The wife of former president Bill Clinton was the junior senator from New York for eight years before losing to Obama in the 2008 contest for the Democratic presidential nomination. She served as Obama’s secretary of state in his first term, leaving the office in 2013. She has long been the target of political conservatives who see her as a Democrat who is well to the left of her husband in advocating collectivist approaches to family and societal issues. A former lawyer for the Children’s Defense Fund, she once compared marriage to life on an Indian reservation. During her White House years, she authored a book on child-rearing entitled It Takes a Village. While she contended with Obama for the party’s nomination, the two debated over who had the better plan for a program of national healthcare. Both are vigorous defenders of abortion “rights” and “gay marriage,” two positions that draw strong opposition from social and religious conservatives. In his speech at the summit Friday, Cruz fired away at the “ObamaCare” program, enacted in 2010 and called for a Republican takeover of the U.S. Senate and an increase in the Republican majority of the U.S. House this fall.

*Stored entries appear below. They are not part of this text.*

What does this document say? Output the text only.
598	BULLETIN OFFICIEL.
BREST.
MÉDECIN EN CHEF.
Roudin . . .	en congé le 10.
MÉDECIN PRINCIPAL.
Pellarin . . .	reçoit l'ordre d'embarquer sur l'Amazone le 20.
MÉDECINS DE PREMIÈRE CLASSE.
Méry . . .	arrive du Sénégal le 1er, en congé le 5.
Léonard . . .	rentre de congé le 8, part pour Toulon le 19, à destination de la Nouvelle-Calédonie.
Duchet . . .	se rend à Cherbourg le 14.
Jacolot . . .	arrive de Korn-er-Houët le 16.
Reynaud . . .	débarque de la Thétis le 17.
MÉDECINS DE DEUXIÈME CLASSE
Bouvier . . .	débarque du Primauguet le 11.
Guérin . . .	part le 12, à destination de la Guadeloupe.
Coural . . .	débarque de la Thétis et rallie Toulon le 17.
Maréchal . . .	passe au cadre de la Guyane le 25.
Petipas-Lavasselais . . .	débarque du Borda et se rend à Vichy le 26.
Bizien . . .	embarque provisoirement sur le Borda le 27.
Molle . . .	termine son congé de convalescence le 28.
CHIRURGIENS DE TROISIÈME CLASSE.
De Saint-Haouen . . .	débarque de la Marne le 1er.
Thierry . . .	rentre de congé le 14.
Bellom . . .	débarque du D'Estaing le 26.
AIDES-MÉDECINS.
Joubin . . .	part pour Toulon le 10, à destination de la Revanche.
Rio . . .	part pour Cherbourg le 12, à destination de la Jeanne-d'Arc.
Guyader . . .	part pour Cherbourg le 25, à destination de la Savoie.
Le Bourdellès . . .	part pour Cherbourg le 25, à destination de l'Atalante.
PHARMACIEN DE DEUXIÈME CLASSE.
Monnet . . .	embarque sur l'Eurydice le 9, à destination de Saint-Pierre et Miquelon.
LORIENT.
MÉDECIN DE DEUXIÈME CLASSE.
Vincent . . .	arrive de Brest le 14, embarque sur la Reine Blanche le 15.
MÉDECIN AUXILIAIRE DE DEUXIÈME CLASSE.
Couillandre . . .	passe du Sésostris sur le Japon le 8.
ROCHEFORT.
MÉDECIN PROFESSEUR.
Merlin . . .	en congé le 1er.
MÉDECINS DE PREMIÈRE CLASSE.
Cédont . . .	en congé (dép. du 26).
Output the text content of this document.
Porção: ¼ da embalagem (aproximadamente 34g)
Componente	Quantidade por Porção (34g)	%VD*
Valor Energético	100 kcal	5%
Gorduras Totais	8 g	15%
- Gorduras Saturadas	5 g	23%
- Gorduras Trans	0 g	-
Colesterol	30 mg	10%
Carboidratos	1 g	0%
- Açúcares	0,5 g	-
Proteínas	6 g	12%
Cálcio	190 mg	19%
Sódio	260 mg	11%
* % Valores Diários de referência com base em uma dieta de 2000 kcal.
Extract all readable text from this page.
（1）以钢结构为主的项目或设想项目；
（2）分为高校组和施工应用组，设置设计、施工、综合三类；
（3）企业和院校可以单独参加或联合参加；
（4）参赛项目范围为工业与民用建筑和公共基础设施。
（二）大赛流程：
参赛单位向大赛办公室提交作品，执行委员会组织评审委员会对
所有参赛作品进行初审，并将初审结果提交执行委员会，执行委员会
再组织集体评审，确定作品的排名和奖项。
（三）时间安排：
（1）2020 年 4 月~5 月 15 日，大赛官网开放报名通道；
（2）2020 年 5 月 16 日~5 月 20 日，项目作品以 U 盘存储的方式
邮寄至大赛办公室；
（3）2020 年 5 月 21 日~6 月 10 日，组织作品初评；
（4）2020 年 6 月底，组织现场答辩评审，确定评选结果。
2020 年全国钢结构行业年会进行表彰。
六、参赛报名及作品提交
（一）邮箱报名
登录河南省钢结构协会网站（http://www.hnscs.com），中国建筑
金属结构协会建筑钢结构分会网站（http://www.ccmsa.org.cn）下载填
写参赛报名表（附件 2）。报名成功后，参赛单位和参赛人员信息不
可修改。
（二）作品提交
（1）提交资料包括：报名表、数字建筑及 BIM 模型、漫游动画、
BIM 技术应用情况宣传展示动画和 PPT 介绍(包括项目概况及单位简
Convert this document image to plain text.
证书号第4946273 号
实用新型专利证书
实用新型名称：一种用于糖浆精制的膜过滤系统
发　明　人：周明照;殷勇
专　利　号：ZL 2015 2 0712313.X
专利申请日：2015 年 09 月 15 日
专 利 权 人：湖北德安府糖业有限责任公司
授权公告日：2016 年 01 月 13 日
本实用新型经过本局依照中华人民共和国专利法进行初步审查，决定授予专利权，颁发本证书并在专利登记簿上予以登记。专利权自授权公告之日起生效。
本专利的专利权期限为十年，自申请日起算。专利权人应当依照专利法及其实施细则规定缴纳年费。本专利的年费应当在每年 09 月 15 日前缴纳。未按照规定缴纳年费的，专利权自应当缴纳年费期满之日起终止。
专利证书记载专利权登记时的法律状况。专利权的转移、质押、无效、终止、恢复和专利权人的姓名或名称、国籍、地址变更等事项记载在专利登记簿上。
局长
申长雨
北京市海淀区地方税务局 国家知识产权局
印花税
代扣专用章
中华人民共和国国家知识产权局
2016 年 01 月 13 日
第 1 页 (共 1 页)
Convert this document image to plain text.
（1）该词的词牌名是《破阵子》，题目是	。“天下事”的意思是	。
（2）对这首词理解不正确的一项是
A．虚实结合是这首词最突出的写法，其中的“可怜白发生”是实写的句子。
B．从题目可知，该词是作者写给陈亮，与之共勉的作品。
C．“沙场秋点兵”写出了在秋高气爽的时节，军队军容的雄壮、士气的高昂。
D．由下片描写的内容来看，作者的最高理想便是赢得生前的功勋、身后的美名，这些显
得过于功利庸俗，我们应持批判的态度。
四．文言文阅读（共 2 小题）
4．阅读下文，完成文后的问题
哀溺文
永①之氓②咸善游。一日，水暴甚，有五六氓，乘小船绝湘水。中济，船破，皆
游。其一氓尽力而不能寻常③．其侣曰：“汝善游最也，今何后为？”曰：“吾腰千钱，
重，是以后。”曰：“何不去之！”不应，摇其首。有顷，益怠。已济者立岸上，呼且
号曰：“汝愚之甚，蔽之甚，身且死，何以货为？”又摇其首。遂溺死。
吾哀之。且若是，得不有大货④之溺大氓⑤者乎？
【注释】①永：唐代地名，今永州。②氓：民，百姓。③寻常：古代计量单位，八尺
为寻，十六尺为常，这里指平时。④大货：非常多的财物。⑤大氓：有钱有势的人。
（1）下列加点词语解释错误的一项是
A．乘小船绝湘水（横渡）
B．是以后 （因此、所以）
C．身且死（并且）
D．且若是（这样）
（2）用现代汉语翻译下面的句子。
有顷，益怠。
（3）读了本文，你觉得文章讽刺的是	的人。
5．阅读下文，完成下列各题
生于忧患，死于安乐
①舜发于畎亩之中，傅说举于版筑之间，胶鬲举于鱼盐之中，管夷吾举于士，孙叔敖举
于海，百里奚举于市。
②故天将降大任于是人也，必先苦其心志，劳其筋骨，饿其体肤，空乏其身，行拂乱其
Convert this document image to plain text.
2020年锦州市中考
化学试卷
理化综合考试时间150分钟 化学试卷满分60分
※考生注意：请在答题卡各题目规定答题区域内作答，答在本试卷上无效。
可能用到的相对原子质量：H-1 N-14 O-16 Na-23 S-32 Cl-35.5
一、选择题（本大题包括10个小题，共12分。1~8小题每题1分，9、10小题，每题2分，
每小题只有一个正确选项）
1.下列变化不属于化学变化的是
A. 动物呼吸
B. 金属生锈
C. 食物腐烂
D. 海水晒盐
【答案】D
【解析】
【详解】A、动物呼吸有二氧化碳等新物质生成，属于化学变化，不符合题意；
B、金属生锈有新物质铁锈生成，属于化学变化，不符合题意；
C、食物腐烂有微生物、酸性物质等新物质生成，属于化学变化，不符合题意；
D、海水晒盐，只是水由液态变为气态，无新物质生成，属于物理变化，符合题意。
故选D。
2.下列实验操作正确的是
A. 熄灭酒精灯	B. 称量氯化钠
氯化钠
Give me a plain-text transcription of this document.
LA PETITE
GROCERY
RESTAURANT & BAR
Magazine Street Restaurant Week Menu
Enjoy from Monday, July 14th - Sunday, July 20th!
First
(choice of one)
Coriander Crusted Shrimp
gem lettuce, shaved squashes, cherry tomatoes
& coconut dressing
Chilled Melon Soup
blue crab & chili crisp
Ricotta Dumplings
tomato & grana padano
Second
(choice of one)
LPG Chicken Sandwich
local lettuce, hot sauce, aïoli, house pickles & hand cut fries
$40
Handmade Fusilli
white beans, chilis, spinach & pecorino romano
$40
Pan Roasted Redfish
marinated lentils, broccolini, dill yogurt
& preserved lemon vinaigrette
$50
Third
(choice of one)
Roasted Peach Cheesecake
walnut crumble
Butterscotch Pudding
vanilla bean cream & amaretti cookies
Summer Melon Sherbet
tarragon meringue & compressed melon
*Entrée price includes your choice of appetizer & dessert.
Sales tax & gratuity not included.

Nearly all Republicans running for federal office this year are promising to work to “repeal and replace” ObamaCare. The “contraceptive mandate” regulation issued under the law has been a rallying point for abortion opponents in particular, since it requires that employee health insurance plans include, free of charge, sterilization and contraception, including drugs known as abortifacients, which terminate a pregnancy after conception. The U.S. Conference of Catholic Bishops and a number of evangelical Christian individuals and groups have opposed the provision, saying it violates the right of conscience for employers opposed to abortion and/or contraception on moral and religious grounds. In a 5-4 ruling issued June 30, the U.S. Supreme Court ruled in favor of a challenge to the regulation from two employers who contend they run their businesses according to Christian principles: Hobby Lobby, a chain of craft stores, and Conestoga Wood Specialties, a maker of wood cabinets. The court majority ruled that “closely held” for-profit corporations run on religious principles may be exempt from the contraceptive mandate under provisions of the Religious Freedom Restoration Act. About 50 other challenges to the law are pending, according to the Becket Fund for Religious Liberty, which represented Hobby Lobby.
Many are from non-profit organizations, including religious-affiliated schools, hospitals, and charitable organizations covered by the mandate. Litigants include the Little Sisters of the Poor, a Denver-based Roman Catholic charity that runs homes for the aged in the United States and 30 other countries. Cruz told voters at the summit that Clinton should “spend a day debating” the Little Sisters.
Representative Michelle Bachmann of Minnesota, one of the Republican presidential hopefuls in 2012, urged the Values Voters to remember something they are not likely to forget. Clinton, she said, represents everything they have opposed on the Obama agenda, and more. “Never forget she will be Barack Obama’s third and fourth term as president of the United States,” Bachmann warned.